Ataabul sat thinking about his setting age, and rising responsibilities. His other daughter, who was preparing fish in the kitchen, was almost his height now. And his son's feet had grown enough to fit into his father's shoes. Grown accustomed to the proximity of those who lived near him, in his neighbourhood, Ataabul sat feeling like a vacant space, wondering how he now had to begin filling himself again. His wife and children were with him, as was everything he owned and had gathered up in his house. But something had got left behind in the home of yesterday. What was that? Ataabul tried hard to figure this out in his mind. Something kept calling him from inside him, but he couldn't locate the sound. He turned towards his wife and said, “What can we do if something has got left behind! It doesn't matter. We will think of something new, again.”

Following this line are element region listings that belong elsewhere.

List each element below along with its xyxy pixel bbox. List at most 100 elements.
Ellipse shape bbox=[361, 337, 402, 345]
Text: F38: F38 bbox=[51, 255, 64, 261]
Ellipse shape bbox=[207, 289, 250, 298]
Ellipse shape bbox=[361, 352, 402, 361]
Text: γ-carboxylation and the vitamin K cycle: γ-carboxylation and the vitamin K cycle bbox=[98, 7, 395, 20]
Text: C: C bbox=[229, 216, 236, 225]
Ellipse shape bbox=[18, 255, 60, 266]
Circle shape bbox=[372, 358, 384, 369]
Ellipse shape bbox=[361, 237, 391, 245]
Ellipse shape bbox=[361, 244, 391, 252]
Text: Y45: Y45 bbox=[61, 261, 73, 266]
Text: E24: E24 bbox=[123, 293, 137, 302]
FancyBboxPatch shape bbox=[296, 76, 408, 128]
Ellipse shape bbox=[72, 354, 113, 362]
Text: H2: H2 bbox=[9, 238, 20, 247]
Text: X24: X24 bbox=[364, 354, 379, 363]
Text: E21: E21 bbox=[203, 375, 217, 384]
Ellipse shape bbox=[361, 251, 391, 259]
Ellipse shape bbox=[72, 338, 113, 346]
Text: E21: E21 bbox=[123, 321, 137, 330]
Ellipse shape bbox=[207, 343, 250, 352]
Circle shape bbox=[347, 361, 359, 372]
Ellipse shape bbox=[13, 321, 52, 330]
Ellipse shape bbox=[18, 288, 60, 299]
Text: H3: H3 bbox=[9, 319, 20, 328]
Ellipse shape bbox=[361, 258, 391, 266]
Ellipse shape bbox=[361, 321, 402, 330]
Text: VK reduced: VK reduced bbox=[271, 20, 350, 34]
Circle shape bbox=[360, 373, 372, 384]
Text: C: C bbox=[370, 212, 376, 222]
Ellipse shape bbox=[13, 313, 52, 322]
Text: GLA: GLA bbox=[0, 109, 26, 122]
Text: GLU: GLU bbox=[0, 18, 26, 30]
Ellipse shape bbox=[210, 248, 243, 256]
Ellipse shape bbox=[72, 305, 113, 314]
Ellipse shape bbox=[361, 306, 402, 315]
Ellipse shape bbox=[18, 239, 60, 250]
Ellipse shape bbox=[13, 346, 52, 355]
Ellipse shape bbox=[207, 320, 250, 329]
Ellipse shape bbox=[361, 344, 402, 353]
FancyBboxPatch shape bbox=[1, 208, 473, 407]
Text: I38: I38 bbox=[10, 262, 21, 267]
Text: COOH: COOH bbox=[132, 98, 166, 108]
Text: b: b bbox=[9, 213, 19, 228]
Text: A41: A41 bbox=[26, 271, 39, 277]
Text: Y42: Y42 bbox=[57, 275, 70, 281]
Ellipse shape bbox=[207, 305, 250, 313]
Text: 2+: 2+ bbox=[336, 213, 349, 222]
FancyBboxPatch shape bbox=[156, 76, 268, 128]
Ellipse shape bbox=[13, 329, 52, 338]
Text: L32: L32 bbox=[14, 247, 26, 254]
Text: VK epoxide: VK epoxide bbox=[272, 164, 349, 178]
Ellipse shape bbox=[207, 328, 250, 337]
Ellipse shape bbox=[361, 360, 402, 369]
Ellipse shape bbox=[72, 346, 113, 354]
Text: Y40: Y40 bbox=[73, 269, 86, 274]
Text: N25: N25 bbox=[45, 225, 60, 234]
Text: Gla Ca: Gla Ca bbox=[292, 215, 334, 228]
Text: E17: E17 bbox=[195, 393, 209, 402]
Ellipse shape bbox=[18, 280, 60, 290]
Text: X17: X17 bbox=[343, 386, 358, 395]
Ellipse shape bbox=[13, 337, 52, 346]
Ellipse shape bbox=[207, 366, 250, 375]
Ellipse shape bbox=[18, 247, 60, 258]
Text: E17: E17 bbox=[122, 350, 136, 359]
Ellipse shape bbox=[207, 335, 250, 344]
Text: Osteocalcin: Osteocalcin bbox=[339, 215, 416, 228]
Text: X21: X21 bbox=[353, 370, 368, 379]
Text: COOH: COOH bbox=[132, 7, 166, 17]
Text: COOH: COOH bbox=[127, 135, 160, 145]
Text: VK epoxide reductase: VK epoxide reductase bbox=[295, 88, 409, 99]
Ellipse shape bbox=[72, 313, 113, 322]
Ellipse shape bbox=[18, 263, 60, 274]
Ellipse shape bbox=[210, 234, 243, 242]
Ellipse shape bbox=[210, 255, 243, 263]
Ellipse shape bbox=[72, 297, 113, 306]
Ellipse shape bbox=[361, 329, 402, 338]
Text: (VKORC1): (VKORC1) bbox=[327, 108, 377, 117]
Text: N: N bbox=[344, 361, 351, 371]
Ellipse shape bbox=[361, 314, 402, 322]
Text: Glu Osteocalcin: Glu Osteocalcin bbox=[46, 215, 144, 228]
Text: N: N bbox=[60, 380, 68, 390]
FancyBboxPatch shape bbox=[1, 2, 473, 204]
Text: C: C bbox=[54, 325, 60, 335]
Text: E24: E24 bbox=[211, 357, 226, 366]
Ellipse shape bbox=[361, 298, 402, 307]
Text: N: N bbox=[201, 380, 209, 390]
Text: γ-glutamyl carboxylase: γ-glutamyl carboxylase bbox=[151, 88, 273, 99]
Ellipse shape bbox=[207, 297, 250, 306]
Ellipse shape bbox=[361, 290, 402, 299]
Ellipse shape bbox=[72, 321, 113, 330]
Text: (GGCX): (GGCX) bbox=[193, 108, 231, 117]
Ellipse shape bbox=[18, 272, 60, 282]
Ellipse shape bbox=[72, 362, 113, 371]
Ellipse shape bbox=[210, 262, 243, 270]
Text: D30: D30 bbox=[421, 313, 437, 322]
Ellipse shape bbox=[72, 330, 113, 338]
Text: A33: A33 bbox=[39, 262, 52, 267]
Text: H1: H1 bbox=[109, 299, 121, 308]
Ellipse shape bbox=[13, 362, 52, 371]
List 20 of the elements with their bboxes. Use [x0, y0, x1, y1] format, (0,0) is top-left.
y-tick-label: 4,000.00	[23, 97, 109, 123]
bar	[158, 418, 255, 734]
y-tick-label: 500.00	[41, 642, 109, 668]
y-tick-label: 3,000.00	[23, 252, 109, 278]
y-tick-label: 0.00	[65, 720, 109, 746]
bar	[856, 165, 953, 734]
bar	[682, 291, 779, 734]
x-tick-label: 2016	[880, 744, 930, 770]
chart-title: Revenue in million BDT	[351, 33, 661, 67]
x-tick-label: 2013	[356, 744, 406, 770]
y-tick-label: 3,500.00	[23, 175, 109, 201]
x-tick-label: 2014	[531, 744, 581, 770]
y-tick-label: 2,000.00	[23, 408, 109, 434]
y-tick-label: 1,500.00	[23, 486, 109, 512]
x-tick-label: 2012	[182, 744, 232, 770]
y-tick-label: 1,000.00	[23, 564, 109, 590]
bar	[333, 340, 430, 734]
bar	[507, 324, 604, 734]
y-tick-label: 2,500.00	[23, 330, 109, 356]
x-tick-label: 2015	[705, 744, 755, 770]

Someone walked to the door and said, “Is everything alright? Any problems?” Ataabul's beetle stained teeth shone through his lips as he smiled and replied, “No, there is no problem”. With a simplicity he finished, “We will see what comes our way.”
The slanting rays of the sun were receding from the house now. Ataabul pieced together, for the umpteenth time in the day, another morsel of courage from inside him. Time may have slipped out of his hands for now, but he knew he still had the capacity to bring it back into his home.